To investigate the clinicopathological features and prognostic implications of combined MYC and fibroblast growth factor receptor 1 (FGFR1) status in esophageal squamous cell carcinomas (ESCCs).
All patients with ESCC (n = 180) underwent surgical resection at Seoul National University Hospital sometime between 2000 and 2013. A tissue microarray was constructed using cores obtained from representative tumor areas of formalin-fixed, paraffin-embedded tissue blocks. FGFR1 and MYC copy numbers were quantified using fluorescence in situ hybridization. The level of MYC expression was determined using immunohistochemistry. FGFR1 and MYC amplification status was compared between primary and metastatic lymph nodes. Univariate and multivariate survival analyses were performed according to adjuvant therapy status.
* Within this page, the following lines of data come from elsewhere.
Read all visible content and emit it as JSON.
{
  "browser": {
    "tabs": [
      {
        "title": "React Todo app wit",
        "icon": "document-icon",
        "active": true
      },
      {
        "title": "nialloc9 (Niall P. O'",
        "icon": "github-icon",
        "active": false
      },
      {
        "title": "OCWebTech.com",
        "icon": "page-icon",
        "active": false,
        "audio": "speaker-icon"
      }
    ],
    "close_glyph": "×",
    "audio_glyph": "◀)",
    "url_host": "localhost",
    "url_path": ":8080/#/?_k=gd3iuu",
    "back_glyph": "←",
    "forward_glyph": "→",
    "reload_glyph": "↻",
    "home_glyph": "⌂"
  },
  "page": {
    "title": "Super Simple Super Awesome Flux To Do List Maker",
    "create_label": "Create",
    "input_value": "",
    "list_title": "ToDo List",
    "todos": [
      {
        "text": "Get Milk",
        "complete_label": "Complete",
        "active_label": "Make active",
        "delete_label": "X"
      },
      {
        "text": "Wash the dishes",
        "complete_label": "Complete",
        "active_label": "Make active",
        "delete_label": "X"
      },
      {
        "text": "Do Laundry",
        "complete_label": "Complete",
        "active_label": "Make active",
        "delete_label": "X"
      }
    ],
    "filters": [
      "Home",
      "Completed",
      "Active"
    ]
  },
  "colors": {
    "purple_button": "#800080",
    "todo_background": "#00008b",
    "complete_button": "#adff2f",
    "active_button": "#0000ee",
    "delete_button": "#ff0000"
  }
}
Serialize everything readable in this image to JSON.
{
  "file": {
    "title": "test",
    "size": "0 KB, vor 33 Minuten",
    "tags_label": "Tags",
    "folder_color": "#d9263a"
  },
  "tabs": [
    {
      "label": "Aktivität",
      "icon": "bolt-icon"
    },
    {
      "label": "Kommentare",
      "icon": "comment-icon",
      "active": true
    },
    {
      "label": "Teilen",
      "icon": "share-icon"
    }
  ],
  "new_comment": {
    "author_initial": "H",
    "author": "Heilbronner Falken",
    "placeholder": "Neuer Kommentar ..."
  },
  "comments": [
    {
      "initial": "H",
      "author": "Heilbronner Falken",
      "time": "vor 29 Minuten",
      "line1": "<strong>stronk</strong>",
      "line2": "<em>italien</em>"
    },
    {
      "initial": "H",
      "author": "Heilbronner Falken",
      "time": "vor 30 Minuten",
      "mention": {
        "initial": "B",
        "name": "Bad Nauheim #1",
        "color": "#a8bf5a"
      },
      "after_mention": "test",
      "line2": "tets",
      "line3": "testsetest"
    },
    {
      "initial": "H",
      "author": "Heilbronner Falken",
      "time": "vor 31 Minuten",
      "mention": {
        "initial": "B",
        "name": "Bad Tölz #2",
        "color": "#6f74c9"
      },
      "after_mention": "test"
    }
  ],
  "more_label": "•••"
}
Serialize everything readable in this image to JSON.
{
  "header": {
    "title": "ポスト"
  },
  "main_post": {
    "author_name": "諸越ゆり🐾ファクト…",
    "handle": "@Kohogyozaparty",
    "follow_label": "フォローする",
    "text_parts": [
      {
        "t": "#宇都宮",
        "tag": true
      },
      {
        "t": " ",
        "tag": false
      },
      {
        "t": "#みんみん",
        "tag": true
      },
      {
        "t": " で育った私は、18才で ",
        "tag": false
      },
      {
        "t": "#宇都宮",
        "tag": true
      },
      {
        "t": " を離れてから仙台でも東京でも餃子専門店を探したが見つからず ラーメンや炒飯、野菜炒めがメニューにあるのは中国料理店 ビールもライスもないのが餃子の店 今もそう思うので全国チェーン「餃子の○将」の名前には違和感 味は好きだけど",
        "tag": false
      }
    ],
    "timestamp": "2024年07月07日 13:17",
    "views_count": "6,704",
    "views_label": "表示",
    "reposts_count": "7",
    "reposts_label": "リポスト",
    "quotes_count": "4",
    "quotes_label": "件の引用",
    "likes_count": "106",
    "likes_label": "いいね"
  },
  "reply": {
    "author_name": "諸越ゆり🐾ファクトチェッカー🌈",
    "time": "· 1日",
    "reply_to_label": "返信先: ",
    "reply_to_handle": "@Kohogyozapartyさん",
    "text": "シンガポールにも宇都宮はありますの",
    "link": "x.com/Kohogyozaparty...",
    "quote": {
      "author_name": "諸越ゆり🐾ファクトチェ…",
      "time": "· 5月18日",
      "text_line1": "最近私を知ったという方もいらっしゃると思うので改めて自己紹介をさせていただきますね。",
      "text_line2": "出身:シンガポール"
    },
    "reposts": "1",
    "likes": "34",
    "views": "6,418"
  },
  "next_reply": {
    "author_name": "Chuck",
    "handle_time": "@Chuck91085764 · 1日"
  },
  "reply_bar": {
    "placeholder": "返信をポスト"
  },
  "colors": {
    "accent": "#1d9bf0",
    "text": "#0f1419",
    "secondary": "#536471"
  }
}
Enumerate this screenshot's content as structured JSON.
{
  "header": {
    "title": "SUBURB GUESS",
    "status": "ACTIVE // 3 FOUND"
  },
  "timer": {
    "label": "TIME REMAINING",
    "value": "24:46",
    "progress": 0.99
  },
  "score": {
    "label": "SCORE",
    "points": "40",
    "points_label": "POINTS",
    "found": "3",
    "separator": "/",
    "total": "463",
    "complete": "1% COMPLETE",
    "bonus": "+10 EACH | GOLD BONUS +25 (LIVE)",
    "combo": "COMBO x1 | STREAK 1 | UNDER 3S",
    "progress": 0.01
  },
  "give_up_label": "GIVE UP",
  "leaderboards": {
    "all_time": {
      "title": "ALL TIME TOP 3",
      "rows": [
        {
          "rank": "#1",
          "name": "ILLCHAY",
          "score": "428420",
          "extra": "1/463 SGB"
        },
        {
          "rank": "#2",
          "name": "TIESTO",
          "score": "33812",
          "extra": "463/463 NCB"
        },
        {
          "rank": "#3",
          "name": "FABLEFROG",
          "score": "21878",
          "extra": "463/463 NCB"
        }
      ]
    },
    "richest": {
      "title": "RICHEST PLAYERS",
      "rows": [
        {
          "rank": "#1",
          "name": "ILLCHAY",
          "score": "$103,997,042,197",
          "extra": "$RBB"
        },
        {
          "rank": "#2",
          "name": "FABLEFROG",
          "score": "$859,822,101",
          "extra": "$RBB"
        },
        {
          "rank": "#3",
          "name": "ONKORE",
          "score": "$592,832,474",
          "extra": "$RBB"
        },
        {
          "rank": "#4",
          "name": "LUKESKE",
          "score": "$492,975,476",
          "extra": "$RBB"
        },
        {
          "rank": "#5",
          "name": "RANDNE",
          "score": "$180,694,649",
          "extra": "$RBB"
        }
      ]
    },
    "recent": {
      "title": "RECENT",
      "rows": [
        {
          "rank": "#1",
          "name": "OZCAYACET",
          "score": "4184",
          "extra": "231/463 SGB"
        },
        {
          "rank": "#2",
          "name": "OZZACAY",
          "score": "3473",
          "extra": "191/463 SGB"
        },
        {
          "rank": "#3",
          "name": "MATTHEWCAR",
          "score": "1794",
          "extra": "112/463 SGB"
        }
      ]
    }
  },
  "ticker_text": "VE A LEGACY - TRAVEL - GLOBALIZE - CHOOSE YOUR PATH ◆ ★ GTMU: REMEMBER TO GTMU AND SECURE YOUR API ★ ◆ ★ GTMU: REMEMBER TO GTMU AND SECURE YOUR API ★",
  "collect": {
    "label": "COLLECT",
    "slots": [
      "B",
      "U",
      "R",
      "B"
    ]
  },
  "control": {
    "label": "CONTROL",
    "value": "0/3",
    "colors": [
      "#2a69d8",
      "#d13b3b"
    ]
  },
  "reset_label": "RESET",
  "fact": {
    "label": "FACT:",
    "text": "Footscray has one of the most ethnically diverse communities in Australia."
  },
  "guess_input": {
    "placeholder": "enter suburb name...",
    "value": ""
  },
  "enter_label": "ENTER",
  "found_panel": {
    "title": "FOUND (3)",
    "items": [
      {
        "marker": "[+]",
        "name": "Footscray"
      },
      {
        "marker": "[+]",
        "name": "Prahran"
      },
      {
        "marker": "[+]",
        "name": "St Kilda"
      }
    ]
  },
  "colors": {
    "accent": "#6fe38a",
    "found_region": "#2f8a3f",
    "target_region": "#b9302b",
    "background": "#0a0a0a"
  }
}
FGFR1 and MYC amplifications were observed in 21.4% (37/173) and 54.2% (91/168) of patients, respectively, while MYC expression was observed in 58.9% (106/180) of patients. There was a positive correlation between MYC amplification and overexpression (P = 0.002). Although FGFR1 amplification was not associated with MYC amplification or expression, 12.3% (20/163) of patients exhibited both FGFR1 amplification and MYC expression. There was also a correlation in FGFR1 amplification status between matched primary tumors and metastatic lymph nodes (P < 0.001). MYC expression was higher in ESCCs with pT1 (P < 0.001) and in those with no lymph node metastasis (P = 0.023). MYC expression was associated with prolonged disease-free survival (P = 0.036) and overall survival (OS) (P = 0.017) but was not an independent prognostic factor. FGFR1 amplification was an independent predictor for prolonged OS in all patients (P = 0.029) and in those who did not receive adjuvant therapy (P = 0.013). Combined FGFR1 amplification and MYC expression predicted better OS in patients who did not receive adjuvant therapy (P = 0.034) but not in those who did receive adjuvant therapy.
FGFR1 amplification and MYC expression have prognostic implications in resected ESCCs with respect to adjuvant therapy. The role of FGFR1-targeted therapy in ESCC remains to be explored.